Cancer immunotherapy faces challenges in achieving durable antitumor immunity due to poor immunogenicity of tumor antigens and inadequate immune activation. In this study, we developed a self-assembling neoantigen nanoparticle vaccine (Neo-NV) integrating charge-modified Kirsten rat sarcoma viral oncogene homologue (KRAS) G12V-derived multi-epitope peptides with dual adjuvants—hydrophilic CpG oligonucleotides (ODNs) and hydrophobic R848. Neo-NV demonstrated enhanced antigen uptake by dendritic cells (DCs) in vitro, promoting DC maturation and M1 macrophage polarization, while stimulating robust neoantigen-specific CD8⁺ T cell responses. Additionally, Neo-NV enhanced the activation of antigen-specific T cells from human peripheral blood mononuclear cells (PBMCs) and their proliferation in immunodeficient NSG mice. Moreover, it significantly increased CD4⁺ and CD8⁺ T cell proliferation in the spleen and PBMCs of mice, while promoting the activation and aggregation of CD4⁺ and CD8⁺ T cells in the draining lymph nodes.

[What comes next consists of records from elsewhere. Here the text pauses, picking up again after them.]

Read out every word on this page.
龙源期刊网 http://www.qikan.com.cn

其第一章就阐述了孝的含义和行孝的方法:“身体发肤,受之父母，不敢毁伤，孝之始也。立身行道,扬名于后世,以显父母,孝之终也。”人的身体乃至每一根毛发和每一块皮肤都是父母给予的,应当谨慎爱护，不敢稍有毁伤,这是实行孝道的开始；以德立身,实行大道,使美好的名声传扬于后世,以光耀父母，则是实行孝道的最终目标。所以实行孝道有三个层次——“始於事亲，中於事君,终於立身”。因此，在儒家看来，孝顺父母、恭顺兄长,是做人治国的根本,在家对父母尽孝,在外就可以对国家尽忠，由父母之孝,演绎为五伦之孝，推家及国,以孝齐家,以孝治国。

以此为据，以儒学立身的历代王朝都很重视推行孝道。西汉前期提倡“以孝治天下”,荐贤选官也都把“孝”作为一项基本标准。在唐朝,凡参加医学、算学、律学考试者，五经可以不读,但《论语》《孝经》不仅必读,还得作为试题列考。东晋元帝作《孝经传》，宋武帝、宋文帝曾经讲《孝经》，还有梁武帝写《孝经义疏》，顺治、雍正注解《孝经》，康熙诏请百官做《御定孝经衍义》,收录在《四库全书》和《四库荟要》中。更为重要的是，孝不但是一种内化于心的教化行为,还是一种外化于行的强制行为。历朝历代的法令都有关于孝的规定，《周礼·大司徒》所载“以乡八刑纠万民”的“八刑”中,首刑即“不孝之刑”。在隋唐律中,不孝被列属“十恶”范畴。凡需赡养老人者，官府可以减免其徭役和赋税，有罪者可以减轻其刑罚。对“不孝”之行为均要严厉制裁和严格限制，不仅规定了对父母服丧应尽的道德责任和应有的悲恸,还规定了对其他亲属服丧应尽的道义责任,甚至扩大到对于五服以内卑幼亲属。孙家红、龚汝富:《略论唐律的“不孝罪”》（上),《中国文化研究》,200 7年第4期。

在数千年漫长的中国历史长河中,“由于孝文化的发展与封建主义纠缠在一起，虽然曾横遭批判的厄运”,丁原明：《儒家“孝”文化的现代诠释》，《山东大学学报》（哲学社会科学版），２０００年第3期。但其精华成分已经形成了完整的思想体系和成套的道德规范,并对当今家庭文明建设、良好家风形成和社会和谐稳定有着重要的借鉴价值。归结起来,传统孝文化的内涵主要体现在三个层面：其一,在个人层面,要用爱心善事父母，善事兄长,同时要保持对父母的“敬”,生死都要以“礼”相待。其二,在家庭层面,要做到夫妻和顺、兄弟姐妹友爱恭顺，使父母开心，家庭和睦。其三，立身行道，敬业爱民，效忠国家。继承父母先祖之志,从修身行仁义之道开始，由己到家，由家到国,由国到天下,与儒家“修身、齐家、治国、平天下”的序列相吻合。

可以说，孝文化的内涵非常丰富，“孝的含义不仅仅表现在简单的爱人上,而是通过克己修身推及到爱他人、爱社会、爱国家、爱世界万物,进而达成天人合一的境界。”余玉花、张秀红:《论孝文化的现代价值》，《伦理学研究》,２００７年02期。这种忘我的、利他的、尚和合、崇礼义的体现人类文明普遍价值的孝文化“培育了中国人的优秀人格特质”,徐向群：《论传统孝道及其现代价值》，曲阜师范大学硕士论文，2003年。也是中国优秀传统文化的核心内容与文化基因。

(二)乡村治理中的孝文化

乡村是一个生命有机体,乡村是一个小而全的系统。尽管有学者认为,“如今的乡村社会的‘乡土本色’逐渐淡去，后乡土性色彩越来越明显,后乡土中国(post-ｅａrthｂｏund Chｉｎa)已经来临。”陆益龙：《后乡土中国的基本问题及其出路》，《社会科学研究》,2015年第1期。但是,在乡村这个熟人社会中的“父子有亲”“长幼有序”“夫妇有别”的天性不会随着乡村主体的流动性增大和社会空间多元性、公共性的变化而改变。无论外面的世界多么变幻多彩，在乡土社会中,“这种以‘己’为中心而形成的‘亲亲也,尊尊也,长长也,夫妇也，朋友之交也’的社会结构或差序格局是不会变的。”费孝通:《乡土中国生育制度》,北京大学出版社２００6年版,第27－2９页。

In murine KRAS G12V melanoma models, Neo-NV significantly suppressed tumor growth and prolonged survival without systemic toxicity, as evidenced by stable body weight and normal hepatic/renal biomarkers. Mechanistically, Neo-NV enhanced tumor-infiltrating lymphocyte (TIL) activation and memory precursor T cell formation. This study establishes Neo-NV as a modular platform for personalized immunotherapy, highlighting the synergy of dual adjuvants and self-assembled nanoparticle in overcoming neoantigen immunogenicity barriers.